Feedback is easy to find because it’s displayed right next to the piece of content that requires the team’s attention.
Keep your team members in the loop by attaching assets, files, and whatever strikes your fancy in the comments.
Choose who can see certain pieces of feedback. Differentiate between team members and stakeholders by selecting the appropriate settings – leave internal notes for your team and make comments visible to stakeholders.
At its core, Notion is a note-taking platform, but it’s so much more than that. Think of a Wikipedia-style platform, combined with Google Docs and physical agenda, all in one place. Its intuitive interface makes it perfect for any tasks of varying degrees of complexity, from planning years-long social media campaigns to note-taking and anything in-between. It’s a solution designed with collaboration in mind.
Visuals are important for social media marketers, probably now more than ever.

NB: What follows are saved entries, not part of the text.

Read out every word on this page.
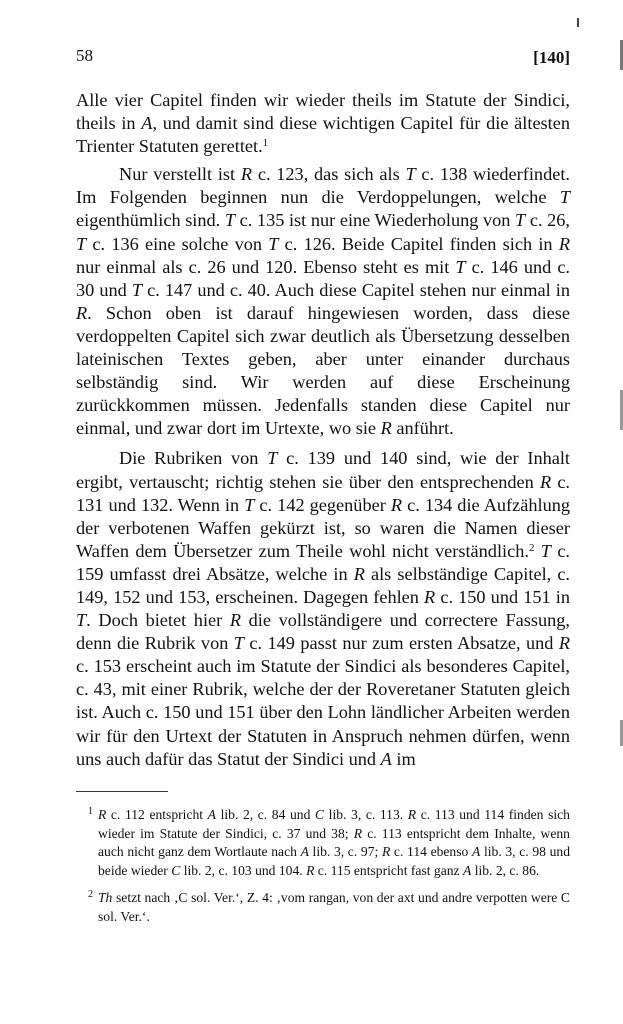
58	[140]

Alle vier Capitel finden wir wieder theils im Statute der Sindici, theils in A, und damit sind diese wichtigen Capitel für die ältesten Trienter Statuten gerettet.$^1$

Nur verstellt ist R c. 123, das sich als T c. 138 wiederfindet. Im Folgenden beginnen nun die Verdoppelungen, welche T eigenthümlich sind. T c. 135 ist nur eine Wiederholung von T c. 26, T c. 136 eine solche von T c. 126. Beide Capitel finden sich in R nur einmal als c. 26 und 120. Ebenso steht es mit T c. 146 und c. 30 und T c. 147 und c. 40. Auch diese Capitel stehen nur einmal in R. Schon oben ist darauf hingewiesen worden, dass diese verdoppelten Capitel sich zwar deutlich als Übersetzung desselben lateinischen Textes geben, aber unter einander durchaus selbständig sind. Wir werden auf diese Erscheinung zurückkommen müssen. Jedenfalls standen diese Capitel nur einmal, und zwar dort im Urtexte, wo sie R anführt.

Die Rubriken von T c. 139 und 140 sind, wie der Inhalt ergibt, vertauscht; richtig stehen sie über den entsprechenden R c. 131 und 132. Wenn in T c. 142 gegenüber R c. 134 die Aufzählung der verbotenen Waffen gekürzt ist, so waren die Namen dieser Waffen dem Übersetzer zum Theile wohl nicht verständlich.$^2$ T c. 159 umfasst drei Absätze, welche in R als selbständige Capitel, c. 149, 152 und 153, erscheinen. Dagegen fehlen R c. 150 und 151 in T. Doch bietet hier R die vollständigere und correctere Fassung, denn die Rubrik von T c. 149 passt nur zum ersten Absatze, und R c. 153 erscheint auch im Statute der Sindici als besonderes Capitel, c. 43, mit einer Rubrik, welche der der Roveretaner Statuten gleich ist. Auch c. 150 und 151 über den Lohn ländlicher Arbeiten werden wir für den Urtext der Statuten in Anspruch nehmen dürfen, wenn uns auch dafür das Statut der Sindici und A im

1 R c. 112 entspricht A lib. 2, c. 84 und C lib. 3, c. 113. R c. 113 und 114 finden sich wieder im Statute der Sindici, c. 37 und 38; R c. 113 entspricht dem Inhalte, wenn auch nicht ganz dem Wortlaute nach A lib. 3, c. 97; R c. 114 ebenso A lib. 3, c. 98 und beide wieder C lib. 2, c. 103 und 104. R c. 115 entspricht fast ganz A lib. 2, c. 86.

2 Th setzt nach ‚C sol. Ver.‘, Z. 4: ‚vom rangan, von der axt und andre verpotten were C sol. Ver.‘.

Since design workflows usually require a lot of back-and-forth communication between team members, Canva virtually eliminates the middle-man and proposes a more collaborative way of working.
Canva is designed around a “drag-and-drop” philosophy, offering tons of templates and mockups, making it easier than ever for designers to collaborate and keep up with the fast-moving realm of social media.
There’s a still prevalent misconception that podcasts are mostly one-man-shows. But many people would be surprised how much work actually goes into a podcast, especially on the production side.
I’m talking, of course, about audio editing. Like, any kind of editing, the more eyeballs on it, the better the result. Descript is built around collaborative audio editing with its shared workspace where team members can jump in at any time and edit to their liking.
Descript also sports an advanced algorithm that scans audio files and transcribes them into text. Confusing audio tracks, begone – editing audio is as simple as deleting a few sentences.